Ausschluss der Rückforderung von Geschenken § 529
Eine Schenkung kann bei Verarmung des Schenkers nicht zurückgefordert werden, wenn zehn Jahre vergangen sind oder Selbstverschulden vorliegt.
- (1) Der Anspruch auf Herausgabe des Geschenkes ist ausgeschlossen, wenn der Schenker seine Bedürftigkeit vorsätzlich oder durch grobe Fahrlässigkeit herbeigeführt hat oder wenn zur Zeit des Eintritts seiner Bedürftigkeit seit der Leistung des geschenkten Gegenstandes zehn Jahre verstrichen sind.

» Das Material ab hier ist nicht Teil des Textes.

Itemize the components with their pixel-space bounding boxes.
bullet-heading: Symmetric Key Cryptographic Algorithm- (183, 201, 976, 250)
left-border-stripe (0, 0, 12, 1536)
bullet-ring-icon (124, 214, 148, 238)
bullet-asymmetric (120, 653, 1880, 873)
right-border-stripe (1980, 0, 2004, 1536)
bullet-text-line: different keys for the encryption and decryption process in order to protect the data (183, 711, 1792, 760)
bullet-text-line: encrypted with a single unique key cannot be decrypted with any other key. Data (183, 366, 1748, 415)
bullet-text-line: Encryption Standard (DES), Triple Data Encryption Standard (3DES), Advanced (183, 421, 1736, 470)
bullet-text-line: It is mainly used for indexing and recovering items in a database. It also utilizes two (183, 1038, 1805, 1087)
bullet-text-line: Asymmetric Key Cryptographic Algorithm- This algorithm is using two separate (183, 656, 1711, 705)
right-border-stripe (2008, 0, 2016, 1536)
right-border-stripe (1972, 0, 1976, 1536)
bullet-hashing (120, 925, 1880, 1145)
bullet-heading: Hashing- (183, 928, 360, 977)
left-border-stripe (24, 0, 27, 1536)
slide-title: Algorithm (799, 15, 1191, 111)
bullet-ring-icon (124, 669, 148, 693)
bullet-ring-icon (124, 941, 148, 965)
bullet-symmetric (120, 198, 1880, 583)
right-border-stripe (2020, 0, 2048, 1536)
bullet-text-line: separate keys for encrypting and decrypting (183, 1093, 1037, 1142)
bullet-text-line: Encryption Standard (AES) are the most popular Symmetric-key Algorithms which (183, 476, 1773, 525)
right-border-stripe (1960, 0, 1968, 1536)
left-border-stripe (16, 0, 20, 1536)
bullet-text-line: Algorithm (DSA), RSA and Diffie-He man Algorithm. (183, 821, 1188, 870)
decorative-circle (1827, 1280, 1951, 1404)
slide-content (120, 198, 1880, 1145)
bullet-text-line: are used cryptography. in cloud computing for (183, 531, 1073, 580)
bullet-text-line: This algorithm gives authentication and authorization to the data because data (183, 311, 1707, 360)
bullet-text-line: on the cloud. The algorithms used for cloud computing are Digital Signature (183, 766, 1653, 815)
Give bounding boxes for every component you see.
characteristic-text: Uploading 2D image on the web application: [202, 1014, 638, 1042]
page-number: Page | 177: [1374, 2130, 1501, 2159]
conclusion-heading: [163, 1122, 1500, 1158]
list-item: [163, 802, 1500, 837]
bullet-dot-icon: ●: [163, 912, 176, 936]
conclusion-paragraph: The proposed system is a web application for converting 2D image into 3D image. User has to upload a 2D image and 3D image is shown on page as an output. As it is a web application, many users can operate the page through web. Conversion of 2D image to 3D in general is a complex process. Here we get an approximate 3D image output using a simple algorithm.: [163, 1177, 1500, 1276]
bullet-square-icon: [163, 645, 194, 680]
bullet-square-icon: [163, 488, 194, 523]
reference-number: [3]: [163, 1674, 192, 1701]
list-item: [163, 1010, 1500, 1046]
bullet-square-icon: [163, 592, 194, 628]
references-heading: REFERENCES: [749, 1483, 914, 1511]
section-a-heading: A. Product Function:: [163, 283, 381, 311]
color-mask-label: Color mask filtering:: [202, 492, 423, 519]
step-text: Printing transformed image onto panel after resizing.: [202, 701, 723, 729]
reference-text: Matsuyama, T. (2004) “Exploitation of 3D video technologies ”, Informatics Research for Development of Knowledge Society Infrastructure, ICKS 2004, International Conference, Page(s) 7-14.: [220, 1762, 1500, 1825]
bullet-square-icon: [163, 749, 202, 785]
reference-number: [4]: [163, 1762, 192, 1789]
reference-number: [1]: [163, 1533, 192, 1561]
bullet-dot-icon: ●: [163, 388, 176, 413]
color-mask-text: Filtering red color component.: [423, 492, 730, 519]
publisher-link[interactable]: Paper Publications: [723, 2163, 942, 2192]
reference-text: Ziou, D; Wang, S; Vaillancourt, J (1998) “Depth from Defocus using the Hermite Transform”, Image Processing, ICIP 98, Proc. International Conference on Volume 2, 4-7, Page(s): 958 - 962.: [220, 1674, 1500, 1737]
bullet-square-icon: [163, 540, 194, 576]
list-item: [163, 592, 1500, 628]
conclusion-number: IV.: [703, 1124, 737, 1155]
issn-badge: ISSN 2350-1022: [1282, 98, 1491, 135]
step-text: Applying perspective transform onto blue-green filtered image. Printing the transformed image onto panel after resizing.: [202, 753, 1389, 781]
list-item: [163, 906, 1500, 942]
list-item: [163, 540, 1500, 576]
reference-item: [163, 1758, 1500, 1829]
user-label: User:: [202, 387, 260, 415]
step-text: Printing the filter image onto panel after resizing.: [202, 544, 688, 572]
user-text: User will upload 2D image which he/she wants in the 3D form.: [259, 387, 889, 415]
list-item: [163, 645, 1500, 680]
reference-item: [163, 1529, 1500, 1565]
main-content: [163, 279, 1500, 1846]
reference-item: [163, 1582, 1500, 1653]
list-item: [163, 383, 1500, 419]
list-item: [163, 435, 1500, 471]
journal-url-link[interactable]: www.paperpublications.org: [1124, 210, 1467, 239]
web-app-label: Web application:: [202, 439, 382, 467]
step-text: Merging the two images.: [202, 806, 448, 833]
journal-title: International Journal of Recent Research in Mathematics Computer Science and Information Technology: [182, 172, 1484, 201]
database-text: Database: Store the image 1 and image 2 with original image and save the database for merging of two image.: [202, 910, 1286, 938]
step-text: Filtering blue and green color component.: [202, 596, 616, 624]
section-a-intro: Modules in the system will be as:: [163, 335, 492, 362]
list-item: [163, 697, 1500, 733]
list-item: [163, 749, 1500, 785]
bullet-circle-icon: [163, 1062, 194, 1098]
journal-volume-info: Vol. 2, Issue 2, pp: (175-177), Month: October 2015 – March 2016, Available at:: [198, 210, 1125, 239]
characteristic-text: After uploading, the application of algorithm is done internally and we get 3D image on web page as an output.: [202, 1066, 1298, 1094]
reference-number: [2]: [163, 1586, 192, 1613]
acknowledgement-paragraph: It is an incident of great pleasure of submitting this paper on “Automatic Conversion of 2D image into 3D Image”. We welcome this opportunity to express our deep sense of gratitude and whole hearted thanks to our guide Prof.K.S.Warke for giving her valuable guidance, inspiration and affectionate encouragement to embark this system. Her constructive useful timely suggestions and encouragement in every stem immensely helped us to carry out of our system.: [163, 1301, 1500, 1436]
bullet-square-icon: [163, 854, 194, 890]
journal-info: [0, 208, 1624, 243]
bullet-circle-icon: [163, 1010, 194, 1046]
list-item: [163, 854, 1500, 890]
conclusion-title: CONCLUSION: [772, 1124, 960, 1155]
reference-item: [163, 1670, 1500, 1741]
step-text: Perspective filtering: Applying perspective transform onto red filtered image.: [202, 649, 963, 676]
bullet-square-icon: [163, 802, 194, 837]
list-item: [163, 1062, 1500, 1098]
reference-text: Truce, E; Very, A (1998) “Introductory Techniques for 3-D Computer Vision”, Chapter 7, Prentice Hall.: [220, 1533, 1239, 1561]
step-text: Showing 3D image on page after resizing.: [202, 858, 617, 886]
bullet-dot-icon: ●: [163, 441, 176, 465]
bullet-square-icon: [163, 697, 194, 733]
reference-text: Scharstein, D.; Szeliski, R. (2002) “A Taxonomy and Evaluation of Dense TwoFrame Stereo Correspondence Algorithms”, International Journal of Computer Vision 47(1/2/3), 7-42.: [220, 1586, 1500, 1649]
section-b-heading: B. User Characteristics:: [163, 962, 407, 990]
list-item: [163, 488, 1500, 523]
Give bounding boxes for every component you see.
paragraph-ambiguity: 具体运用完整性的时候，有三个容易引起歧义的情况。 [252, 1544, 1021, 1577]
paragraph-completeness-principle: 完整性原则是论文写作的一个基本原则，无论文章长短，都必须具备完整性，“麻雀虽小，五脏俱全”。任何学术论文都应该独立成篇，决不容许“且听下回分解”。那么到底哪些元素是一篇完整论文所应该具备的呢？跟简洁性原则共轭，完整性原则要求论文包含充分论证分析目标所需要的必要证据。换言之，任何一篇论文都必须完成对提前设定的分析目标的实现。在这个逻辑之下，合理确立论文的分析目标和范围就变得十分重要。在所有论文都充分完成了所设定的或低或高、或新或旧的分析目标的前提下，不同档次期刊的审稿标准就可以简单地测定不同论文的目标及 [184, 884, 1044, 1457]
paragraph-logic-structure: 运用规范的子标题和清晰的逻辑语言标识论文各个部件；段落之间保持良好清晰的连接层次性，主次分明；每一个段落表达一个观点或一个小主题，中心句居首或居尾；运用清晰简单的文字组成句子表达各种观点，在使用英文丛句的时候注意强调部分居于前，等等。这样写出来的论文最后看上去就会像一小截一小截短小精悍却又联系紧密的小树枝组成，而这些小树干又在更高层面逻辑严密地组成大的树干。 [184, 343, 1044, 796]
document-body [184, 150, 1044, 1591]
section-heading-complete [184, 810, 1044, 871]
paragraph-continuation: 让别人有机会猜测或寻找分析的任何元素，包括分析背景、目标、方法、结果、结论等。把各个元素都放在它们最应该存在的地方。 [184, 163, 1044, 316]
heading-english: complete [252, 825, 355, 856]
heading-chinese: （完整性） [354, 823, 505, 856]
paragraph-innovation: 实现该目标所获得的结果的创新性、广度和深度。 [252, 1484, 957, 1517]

- (2) Das Gleiche gilt, soweit der Beschenkte bei Berücksichtigung seiner sonstigen Verpflichtungen außerstande ist, das Geschenk herauszugeben, ohne dass sein standesmäßiger Unterhalt oder die Erfüllung der ihm kraft Gesetzes obliegenden Unterhaltspflichten gefährdet wird.
Textfassung in Kraft am .
Quelle: Gesetze im Internet — Bundesministerium der Justiz / juris GmbH (gesetze-im-internet.de), wiedergegeben unter der Lizenz Open (Bundesrecht, no formally named licence).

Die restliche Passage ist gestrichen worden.